If you have any questions, feel free to give us a call or send an e-mail to .

Why all this paperwork?

To make your tax preparation as quick and easy as possible, it is important to bring all the information necessary to complete your taxes. Most of the information arrives in the mail between January and February, so it is fairly straightforward to gather.

Tax documents that come in the mail from January to February

To keep tax information in one place, consider getting a box for storing your tax-related mail (a leftover holiday box works great). As mail comes in, place it directly in the box. You can print the “What to Bring” list and check off items as you place them in the box. Once the list is checked off, you are ready to go!

Storing documents throughout the years

For documents you need to keep long-term, such as home purchase and improvement documents, Federal and State taxes, and business records, consider making a folder for each topic. As you collect documents, place them directly in the folder.

Storing computer files

You should regularly back up your electronic documents by copying the documents to a CD, DVD, or hard disk drive. You can also print out copies, either quarterly or annually. Critical information should be stored in a secure location off-site or in a fire safe.
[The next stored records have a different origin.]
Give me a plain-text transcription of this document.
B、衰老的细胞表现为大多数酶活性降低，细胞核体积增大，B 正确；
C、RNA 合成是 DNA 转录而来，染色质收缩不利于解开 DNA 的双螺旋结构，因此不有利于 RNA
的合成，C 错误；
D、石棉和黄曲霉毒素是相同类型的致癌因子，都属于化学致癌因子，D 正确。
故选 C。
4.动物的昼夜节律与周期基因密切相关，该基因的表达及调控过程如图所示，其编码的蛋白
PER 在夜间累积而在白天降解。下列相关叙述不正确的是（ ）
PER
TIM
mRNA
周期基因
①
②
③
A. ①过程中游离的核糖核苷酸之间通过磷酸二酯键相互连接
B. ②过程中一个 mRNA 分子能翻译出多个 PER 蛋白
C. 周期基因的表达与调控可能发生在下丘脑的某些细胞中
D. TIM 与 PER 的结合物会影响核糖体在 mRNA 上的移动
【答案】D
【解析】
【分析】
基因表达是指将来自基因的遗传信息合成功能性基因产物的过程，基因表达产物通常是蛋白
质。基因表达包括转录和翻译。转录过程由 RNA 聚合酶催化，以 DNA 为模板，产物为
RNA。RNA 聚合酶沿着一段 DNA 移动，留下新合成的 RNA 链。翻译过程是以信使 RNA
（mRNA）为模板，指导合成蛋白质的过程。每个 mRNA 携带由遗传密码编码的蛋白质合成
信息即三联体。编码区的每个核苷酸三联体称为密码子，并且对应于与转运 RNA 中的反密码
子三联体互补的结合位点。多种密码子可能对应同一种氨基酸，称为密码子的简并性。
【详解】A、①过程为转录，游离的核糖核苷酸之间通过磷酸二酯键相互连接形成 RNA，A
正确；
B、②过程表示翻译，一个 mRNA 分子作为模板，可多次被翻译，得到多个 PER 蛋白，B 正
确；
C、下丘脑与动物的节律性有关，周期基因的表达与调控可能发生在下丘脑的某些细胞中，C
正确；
Keeping logs and other records

Expenses such as automobile deductions, computer and cell phone usage, and travel and entertainment expenses are likely to require that you keep logs showing usage and expenses. For automobile usage, you should track mileage, trip dates and locations, and the business purpose of the trip. For computers, record the amount of time spent and whether it was for business or personal use. For cell phones, record the date of the calls, amount of time spent, and whether it was for business or personal use. For travel and entertainment, record the dollar amount of the expense, names of people involved, date of expense, and business purpose.

Keeping receipts

Original documents are always the best. Keep all receipts, along with cancelled checks or credit card slips. If you are unable to find your original receipts (because they were accidentally lost or destroyed), you can reconstruct receipts. Reconstructed receipts should be clearly marked as such. NEVER submit a forged receipt or document.

Retaining documents

Keep Federal and State tax returns forever. You can be audited up to three years after your taxes are due, so keep all records a minimum of three years. Records that support business assets need to be kept for a minimum of three years after an asset is fully depreciated. To be safe, keep all records a minimum of seven years.